Kachin ask China to forge peace
Leaders of Myanmar's ethnic Kachin insurgency are urging Beijing to pressure the country's military leaders to end intensifying attacks near Myanmar's border with China and create a 'meaningful' peace.
Dr La Ja, general secretary of the Kachin Independence Organisation (KIO), said he believed only China - rather than the United States and other powers - could influence the Myanmese generals determined to crush the Kachin insurgency.
'We know China wants a stable border so they can come in and invest ... but we want China to know that they can help by putting pressure on the army to stop the attacks and work seriously to create a real and lasting peace,' he told the South China Morning Post yesterday. 'They won't get a stable border any other way ... it is not just about a ceasefire, it is about a real and equal peace.
'The army is still running this, and not the executive of President Thein Sein - and it is the army that China can influence like no other country.
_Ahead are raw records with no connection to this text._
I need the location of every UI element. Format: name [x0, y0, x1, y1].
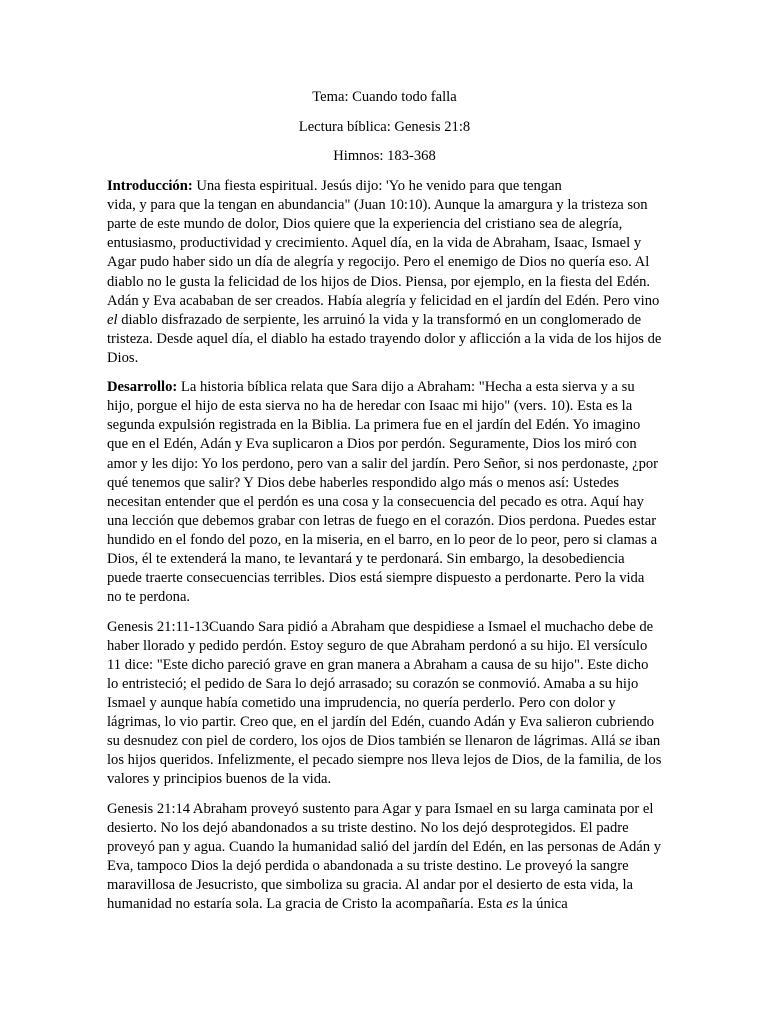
introduction-first-line [107, 177, 587, 196]
development-paragraph [107, 378, 662, 607]
genesis-14-italic: es [506, 896, 519, 912]
genesis-14-text-a: Genesis 21:14 Abraham proveyó sustento para Agar y para Ismael en su larga caminata por el desierto. No los dejó abandonados a su triste destino. No los dejó desprotegidos. El padre proveyó pan y agua. Cuando la humanidad salió del jardín del Edén, en las personas de Adán y Eva, tampoco Dios la dejó perdida o abandonada a su triste destino. Le proveyó la sangre maravillosa de Jesucristo, que simboliza su gracia. Al andar por el desierto de esta vida, la humanidad no estaría sola. La gracia de Cristo la acompañaría. Esta [107, 800, 662, 912]
genesis-14-text-b: la única [518, 896, 568, 912]
development-text: La historia bíblica relata que Sara dijo a Abraham: "Hecha a esta sierva y a su hijo, porgue el hijo de esta sierva no ha de heredar con Isaac mi hijo" (vers. 10). Esta es la segunda expulsión registrada en la Biblia. La primera fue en el jardín del Edén. Yo imagino que en el Edén, Adán y Eva suplicaron a Dios por perdón. Seguramente, Dios los miró con amor y les dijo: Yo los perdono, pero van a salir del jardín. Pero Señor, si nos perdonaste, ¿por qué tenemos que salir? Y Dios debe haberles respondido algo más o menos así: Ustedes necesitan entender que el perdón es una cosa y la consecuencia del pecado es otra. Aquí hay una lección que debemos grabar con letras de fuego en el corazón. Dios perdona. Puedes estar hundido en el fondo del pozo, en la miseria, en el barro, en lo peor de lo peor, pero si clamas a Dios, él te extenderá la mano, te levantará y te perdonará. Sin embargo, la desobediencia puede traerte consecuencias terribles. Dios está siempre dispuesto a perdonarte. Pero la vida no te perdona. [107, 379, 659, 606]
introduction-text-b: diablo disfrazado de serpiente, les arruinó la vida y la transformó en un conglomerado de tristeza. Desde aquel día, el diablo ha estado trayendo dolor y aflicción a la vida de los hijos de Dios. [107, 311, 662, 366]
introduction-line-1: Una fiesta espiritual. Jesús dijo: 'Yo he venido para que tengan [192, 178, 562, 195]
genesis-11-13-paragraph [107, 618, 662, 790]
bible-reading: Lectura bíblica: Genesis 21:8 [298, 118, 471, 135]
hymns: Himnos: 183-368 [333, 148, 436, 165]
introduction-text-a: vida, y para que la tengan en abundancia" (Juan 10:10). Aunque la amargura y la tristeza son parte de este mundo de dolor, Dios quiere que la experiencia del cristiano sea de alegría, entusiasmo, productividad y crecimiento. Aquel día, en la vida de Abraham, Isaac, Ismael y Agar pudo haber sido un día de alegría y regocijo. Pero el enemigo de Dios no quería eso. Al diablo no le gusta la felicidad de los hijos de Dios. Piensa, por ejemplo, en la fiesta del Edén. Adán y Eva acababan de ser creados. Había alegría y felicidad en el jardín del Edén. Pero vino [107, 197, 660, 309]
sermon-topic: Tema: Cuando todo falla [312, 89, 457, 105]
introduction-italic: el [107, 311, 118, 328]
introduction-label: Introducción: [107, 178, 193, 195]
genesis-11-13-italic: se [619, 733, 632, 750]
document-page [107, 88, 662, 924]
genesis-11-13-text-a: Genesis 21:11-13Cuando Sara pidió a Abraham que despidiese a Ismael el muchacho debe de haber llorado y pedido perdón. Estoy seguro de que Abraham perdonó a su hijo. El versículo 11 dice: "Este dicho pareció grave en gran manera a Abraham a causa de su hijo". Este dicho lo entristeció; el pedido de Sara lo dejó arrasado; su corazón se conmovió. Amaba a su hijo Ismael y aunque había cometido una imprudencia, no quería perderlo. Pero con dolor y lágrimas, lo vio partir. Creo que, en el jardín del Edén, cuando Adán y Eva salieron cubriendo su desnudez con piel de cordero, los ojos de Dios también se llenaron de lágrimas. Allá [107, 618, 655, 750]
introduction-paragraph [107, 177, 662, 368]
genesis-11-13-text-b: iban los hijos queridos. Infelizmente, el pecado siempre nos lleva lejos de Dios, de la familia, de los valores y principios buenos de la vida. [107, 733, 662, 788]
development-label: Desarrollo: [107, 379, 178, 396]
genesis-14-paragraph [107, 800, 662, 915]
The artillery pieces they are now firing at us are from China.'
Talks between the Kachin and the government have failed to stop the fighting that has raged since a 17-year ceasefire shattered in June last year amid tensions over a Chinese-built dam in the Kachin region.
Chinese officials and envoys have spoken repeatedly of the need for stability and reconciliation in Myanmar but have not been directly involved in attempts to settle its long-restive border insurgencies.